The sun was starting to dip behind the mountains, and the chill was instant and noticeable. Concerned, Flora made her way across to the dog. To her horror, he had gotten one of his paws trapped in between two rocks. His back legs were desperately scrabbling against the wet stone as he tried to right himself.
She waded into the water and carefully freed his paw from the hole it had gotten stuck in, while he writhed in panic in her arms.
“It’s okay! It’s okay. It’s okay,” she whispered in his ear as she heaved his enormous bulk onto the nearest patch of soft earth. “You’re going to be fine.”

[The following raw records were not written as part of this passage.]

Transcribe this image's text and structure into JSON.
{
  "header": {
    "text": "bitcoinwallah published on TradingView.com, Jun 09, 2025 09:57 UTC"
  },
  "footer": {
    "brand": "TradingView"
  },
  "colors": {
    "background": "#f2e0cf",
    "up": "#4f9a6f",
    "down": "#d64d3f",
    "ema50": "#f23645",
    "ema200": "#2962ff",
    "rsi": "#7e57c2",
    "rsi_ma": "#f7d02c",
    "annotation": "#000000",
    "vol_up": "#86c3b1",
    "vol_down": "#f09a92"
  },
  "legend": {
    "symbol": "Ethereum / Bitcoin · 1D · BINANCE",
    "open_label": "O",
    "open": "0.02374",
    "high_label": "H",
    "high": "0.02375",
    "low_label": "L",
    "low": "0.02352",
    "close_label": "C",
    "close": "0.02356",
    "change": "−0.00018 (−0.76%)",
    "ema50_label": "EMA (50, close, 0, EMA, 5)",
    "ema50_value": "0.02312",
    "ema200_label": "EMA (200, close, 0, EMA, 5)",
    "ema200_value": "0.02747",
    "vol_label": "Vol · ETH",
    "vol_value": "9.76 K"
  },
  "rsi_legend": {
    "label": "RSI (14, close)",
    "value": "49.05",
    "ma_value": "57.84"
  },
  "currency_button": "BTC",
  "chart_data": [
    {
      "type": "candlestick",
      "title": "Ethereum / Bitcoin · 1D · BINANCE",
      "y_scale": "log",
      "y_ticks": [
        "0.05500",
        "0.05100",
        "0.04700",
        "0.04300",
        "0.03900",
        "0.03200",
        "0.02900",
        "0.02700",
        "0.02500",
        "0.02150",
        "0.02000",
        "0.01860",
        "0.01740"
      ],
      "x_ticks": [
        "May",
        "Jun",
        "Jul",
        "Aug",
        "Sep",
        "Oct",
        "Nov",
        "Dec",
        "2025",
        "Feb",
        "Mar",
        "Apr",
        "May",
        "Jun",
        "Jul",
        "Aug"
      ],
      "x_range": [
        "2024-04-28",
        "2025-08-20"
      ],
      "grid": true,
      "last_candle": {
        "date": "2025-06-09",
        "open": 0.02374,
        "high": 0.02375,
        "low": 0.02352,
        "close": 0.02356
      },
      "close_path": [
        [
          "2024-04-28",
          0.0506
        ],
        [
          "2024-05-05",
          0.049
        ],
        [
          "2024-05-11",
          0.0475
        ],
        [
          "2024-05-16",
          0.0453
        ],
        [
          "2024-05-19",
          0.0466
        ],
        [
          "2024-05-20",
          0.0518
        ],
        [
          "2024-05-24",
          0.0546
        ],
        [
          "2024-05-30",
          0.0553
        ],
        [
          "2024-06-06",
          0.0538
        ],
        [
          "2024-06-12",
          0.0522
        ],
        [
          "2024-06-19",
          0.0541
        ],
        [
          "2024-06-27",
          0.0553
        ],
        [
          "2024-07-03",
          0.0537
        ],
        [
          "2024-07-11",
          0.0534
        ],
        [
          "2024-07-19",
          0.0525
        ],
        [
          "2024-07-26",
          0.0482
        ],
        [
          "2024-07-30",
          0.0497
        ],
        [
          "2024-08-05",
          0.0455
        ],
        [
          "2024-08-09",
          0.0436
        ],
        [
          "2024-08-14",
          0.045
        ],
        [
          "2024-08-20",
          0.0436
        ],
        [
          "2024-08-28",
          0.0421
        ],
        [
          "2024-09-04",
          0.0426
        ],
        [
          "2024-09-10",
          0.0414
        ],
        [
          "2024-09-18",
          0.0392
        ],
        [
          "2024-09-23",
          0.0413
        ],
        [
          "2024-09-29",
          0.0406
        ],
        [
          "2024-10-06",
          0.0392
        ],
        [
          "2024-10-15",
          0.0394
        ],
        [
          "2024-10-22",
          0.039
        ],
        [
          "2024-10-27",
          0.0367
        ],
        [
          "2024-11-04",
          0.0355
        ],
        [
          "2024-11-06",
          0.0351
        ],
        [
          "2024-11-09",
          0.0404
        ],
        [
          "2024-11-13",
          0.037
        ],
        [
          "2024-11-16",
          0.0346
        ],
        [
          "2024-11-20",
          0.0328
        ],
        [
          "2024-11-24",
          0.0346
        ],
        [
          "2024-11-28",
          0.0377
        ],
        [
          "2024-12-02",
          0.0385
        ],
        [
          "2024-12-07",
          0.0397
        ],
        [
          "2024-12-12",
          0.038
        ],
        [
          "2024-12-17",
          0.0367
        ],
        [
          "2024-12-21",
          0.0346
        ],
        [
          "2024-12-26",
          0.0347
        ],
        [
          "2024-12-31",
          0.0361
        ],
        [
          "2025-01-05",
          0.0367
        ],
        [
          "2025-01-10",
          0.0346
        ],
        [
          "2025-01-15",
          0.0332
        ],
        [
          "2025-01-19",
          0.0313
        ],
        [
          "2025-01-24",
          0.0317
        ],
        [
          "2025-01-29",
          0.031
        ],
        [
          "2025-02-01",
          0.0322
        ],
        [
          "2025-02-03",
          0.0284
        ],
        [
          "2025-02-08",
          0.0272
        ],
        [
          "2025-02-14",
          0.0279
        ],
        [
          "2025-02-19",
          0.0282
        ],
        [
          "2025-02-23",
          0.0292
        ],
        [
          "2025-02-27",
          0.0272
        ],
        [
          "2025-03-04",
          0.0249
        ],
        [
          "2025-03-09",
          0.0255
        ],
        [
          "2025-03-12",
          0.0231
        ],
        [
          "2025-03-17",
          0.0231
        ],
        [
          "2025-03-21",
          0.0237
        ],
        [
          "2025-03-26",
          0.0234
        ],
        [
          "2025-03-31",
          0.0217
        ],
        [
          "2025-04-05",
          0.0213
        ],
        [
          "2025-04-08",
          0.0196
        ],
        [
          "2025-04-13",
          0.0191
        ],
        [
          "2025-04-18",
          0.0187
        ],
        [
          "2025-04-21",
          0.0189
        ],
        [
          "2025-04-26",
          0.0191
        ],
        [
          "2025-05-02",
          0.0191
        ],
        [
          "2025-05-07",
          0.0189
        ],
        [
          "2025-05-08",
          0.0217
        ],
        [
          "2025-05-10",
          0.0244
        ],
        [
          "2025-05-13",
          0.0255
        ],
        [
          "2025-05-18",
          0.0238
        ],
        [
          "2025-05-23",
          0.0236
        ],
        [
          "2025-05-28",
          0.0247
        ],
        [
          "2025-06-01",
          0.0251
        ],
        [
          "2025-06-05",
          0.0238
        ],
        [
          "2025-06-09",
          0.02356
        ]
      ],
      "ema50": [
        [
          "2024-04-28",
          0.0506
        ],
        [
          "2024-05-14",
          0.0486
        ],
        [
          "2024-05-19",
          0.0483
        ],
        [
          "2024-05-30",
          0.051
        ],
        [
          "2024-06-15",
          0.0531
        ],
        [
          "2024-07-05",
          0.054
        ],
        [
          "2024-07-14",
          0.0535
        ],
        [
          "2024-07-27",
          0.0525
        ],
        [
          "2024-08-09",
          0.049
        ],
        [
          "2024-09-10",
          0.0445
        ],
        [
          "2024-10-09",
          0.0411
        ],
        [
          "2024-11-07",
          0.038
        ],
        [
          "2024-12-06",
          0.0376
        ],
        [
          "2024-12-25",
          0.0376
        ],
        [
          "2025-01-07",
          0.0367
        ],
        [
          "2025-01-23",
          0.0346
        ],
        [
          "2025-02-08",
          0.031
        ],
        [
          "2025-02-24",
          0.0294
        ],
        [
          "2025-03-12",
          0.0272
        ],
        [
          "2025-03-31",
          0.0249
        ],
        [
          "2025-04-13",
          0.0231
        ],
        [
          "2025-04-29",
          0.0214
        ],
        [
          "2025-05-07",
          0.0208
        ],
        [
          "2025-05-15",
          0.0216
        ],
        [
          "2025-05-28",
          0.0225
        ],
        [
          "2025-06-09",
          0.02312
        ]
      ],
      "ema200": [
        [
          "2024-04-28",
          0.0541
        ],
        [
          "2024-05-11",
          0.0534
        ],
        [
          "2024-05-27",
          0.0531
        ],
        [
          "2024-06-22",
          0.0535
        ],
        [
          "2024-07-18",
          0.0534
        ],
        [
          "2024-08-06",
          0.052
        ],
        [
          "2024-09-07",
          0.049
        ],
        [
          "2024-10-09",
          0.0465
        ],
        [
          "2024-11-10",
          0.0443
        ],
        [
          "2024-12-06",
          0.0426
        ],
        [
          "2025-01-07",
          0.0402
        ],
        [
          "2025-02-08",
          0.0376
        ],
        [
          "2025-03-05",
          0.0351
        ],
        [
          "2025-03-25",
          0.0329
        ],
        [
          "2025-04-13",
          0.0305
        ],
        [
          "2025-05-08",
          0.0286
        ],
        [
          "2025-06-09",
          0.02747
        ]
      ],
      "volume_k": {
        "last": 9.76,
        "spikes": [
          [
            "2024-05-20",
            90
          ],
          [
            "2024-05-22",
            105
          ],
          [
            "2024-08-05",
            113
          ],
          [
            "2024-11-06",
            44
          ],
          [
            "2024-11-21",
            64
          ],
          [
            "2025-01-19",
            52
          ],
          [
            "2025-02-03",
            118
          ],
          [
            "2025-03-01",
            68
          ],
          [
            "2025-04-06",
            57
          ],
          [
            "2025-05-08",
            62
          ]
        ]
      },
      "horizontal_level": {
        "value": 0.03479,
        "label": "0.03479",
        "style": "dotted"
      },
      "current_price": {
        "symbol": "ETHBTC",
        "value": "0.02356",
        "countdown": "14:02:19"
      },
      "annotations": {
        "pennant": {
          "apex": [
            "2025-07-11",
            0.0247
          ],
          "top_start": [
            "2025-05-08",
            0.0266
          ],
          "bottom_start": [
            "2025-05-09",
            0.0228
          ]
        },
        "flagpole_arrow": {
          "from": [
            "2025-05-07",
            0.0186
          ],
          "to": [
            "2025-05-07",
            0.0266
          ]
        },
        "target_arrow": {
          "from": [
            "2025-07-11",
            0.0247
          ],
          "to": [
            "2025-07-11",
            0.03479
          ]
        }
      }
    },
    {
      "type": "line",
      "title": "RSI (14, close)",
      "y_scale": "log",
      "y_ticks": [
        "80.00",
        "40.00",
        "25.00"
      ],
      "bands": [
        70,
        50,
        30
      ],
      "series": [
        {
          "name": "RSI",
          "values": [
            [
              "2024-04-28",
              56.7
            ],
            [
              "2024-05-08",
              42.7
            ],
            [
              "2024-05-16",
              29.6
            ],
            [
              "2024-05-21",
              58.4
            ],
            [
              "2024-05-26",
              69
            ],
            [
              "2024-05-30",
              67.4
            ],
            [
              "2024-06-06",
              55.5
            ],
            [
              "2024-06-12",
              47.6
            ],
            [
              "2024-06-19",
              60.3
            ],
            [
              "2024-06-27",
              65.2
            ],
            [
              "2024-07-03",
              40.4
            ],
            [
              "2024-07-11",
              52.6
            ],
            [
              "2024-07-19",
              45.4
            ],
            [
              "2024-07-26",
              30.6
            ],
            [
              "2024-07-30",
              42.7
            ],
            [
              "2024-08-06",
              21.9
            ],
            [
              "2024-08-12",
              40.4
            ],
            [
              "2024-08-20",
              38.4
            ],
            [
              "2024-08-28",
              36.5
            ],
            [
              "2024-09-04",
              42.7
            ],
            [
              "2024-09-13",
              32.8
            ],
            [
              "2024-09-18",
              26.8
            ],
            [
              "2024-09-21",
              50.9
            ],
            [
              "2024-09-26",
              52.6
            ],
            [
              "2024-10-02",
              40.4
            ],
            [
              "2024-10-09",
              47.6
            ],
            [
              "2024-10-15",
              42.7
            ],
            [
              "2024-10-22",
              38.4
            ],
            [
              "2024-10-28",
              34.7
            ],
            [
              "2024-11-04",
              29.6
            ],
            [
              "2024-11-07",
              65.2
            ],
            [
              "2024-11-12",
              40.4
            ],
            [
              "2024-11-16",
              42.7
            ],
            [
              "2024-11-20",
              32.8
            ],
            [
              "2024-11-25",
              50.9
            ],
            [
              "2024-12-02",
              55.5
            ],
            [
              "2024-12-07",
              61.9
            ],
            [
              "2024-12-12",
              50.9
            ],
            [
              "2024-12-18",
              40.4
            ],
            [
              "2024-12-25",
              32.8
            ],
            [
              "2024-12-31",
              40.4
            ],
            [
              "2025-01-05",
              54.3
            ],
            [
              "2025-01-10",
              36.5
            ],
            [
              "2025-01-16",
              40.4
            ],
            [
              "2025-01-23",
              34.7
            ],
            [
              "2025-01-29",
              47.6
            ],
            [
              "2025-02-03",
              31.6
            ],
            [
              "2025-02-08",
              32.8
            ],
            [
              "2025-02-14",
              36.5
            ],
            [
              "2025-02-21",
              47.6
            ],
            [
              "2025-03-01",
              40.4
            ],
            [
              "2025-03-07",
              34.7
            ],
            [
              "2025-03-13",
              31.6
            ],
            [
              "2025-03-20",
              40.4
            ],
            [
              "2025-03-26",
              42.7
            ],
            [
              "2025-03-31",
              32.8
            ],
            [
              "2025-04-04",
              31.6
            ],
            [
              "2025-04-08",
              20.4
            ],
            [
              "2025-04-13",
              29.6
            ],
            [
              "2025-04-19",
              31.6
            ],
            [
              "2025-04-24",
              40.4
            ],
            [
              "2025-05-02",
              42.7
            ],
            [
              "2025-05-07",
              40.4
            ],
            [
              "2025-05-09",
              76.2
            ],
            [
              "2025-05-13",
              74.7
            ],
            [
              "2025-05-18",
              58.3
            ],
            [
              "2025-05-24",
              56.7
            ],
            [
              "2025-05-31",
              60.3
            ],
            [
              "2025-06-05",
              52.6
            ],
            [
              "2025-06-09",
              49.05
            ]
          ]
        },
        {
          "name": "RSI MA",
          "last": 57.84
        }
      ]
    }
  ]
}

Bramble was whimpering now, and trembling hard. They were both completely soaked, and with the sun gone, it was becoming increasingly chilly. The dog’s front right paw was hanging at a very unpleasant angle; Flora felt slightly sick even to look at it. Bramble yelped and looked at her as if it was all her fault, and she made soothing noises, all the while feeling panicked inside. She didn’t have her phone; she’d stormed out without her bag, too annoyed to pick anything up. Even if she had had it, there wasn’t a signal up here at the best of times, and this was beginning to look very much not like the best of times.
It was at least ninety minutes down the fell. The poor creature couldn’t walk, and he weighed more than she did; she couldn’t possibly carry him. But she couldn’t leave him here either; he’d just try and follow her, and who knew what would happen then? She didn’t have anything to tie him up with—and the idea of tying up and leaving an animal in pain, even if it was to get help, was just unbearable. Plus, it would be dark up here shortly, and how was she going to get anyone to come back up in the pitch-black to look for an animal? It was far too dangerous; it would put human lives at risk.